Ursulinenschule Fritzlar

Besuch unserer Patenschule in Miramar 

Herr Blum und Frau Daake-Ehrhardt berichten: 

In den Sommerferien 2011 unternahmen wir in Begleitung unserer Ehepartner eine Reise nach Peru, um unsere Partnerschule St. Josef in Lima - Miramar zu besuchen. Zuerst  schauten wir aber in der  Schule St. Ursula vorbei. Sie liegt im reicheren Stadtteil Miraflores und  wurde vor 75 Jahren  von  Ursulinenschwestern aus Fritzlar gegründet.  Diese waren in den 30er Jahren, nachdem ihr Kloster  von den Nationalsozialisten geschlossen worden war,  nach Peru ausgewandert.  Nach einer anfangs sicher sehr harten Zeit, so berichtete uns  Sr. Theresa gelang es ihnen dennoch,  eine angesehene Bildungsstätte für Mädchen aufzubauen. Drei der damals ausgewanderten Schwestern leben heute noch im Konvent in Lima und freuten sich natürlich besonders über unseren Besuch aus Deutschland. So wurden wir sehr herzlich empfangen und wir konnten viele Fragen bezüglich der Heimat der Schwestern beantworten.

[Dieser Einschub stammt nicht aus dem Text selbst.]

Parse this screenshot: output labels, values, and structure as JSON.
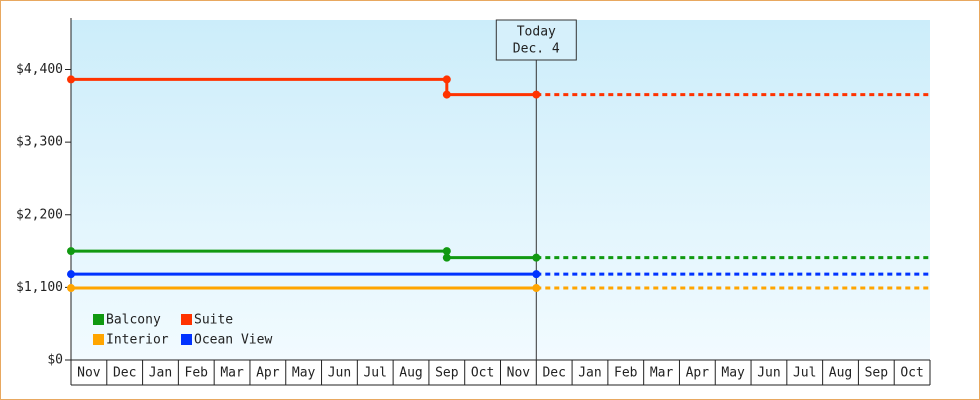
{
  "chart_data": {
    "type": "step-line",
    "today_label": [
      "Today",
      "Dec. 4"
    ],
    "today_x": 13,
    "categories": [
      "Nov",
      "Dec",
      "Jan",
      "Feb",
      "Mar",
      "Apr",
      "May",
      "Jun",
      "Jul",
      "Aug",
      "Sep",
      "Oct",
      "Nov",
      "Dec",
      "Jan",
      "Feb",
      "Mar",
      "Apr",
      "May",
      "Jun",
      "Jul",
      "Aug",
      "Sep",
      "Oct"
    ],
    "xlim": [
      0,
      24
    ],
    "ylim": [
      0,
      5150
    ],
    "yticks": [
      {
        "value": 0,
        "label": "$0"
      },
      {
        "value": 1100,
        "label": "$1,100"
      },
      {
        "value": 2200,
        "label": "$2,200"
      },
      {
        "value": 3300,
        "label": "$3,300"
      },
      {
        "value": 4400,
        "label": "$4,400"
      }
    ],
    "series": [
      {
        "name": "Balcony",
        "color": "#119911",
        "x": [
          0,
          10.5,
          10.5,
          13
        ],
        "values": [
          1650,
          1650,
          1550,
          1550
        ]
      },
      {
        "name": "Suite",
        "color": "#ff3300",
        "x": [
          0,
          10.5,
          10.5,
          13
        ],
        "values": [
          4250,
          4250,
          4020,
          4020
        ]
      },
      {
        "name": "Interior",
        "color": "#ffa500",
        "x": [
          0,
          13
        ],
        "values": [
          1090,
          1090
        ]
      },
      {
        "name": "Ocean View",
        "color": "#0033ff",
        "x": [
          0,
          13
        ],
        "values": [
          1300,
          1300
        ]
      }
    ]
  }
}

Auch bei einem Rundgang durch die Schulgebäude waren die deutschen Wurzeln stets präsent:

Die Schüler sprechen alle etwas Deutsch, Hinweistafeln sind auf Deutsch verfasst und sogar die Schulleiterin Frau Nuyken kommt  aus Deutschland.

Wir stellten fest, dass  diese Schule über eine gute Ausstattung verfügt, denn die Schüler zahlen reichlich Schulgeld. Sie unterstützen aber auch tatkräftig  die St. Josef  Schule im ärmeren Stadtteil Miramar. Dorthin geht ja auch das Geld, das bei unseren Spendenaktionen in Fritzlar zusammenkommt. Deshalb waren wir natürlich auf den Besuch dort besonders gespannt.  Die Schule St. Josef entstand Ende der  50er Jahre. Da die Schwestern inzwischen ein relativ gesichertes Auskommen hatten, beschlossen sie damals, sich gemäß ihres christlichen Auftrages um die Bedürftigen von Miramar, eines  Armenviertels von Lima, zu kümmern. Ihre Arbeit beschränkte sich dabei aber nicht nur auf das Unterrichten, sondern sie leisteten auch wichtige Sozialarbeit in den Familien.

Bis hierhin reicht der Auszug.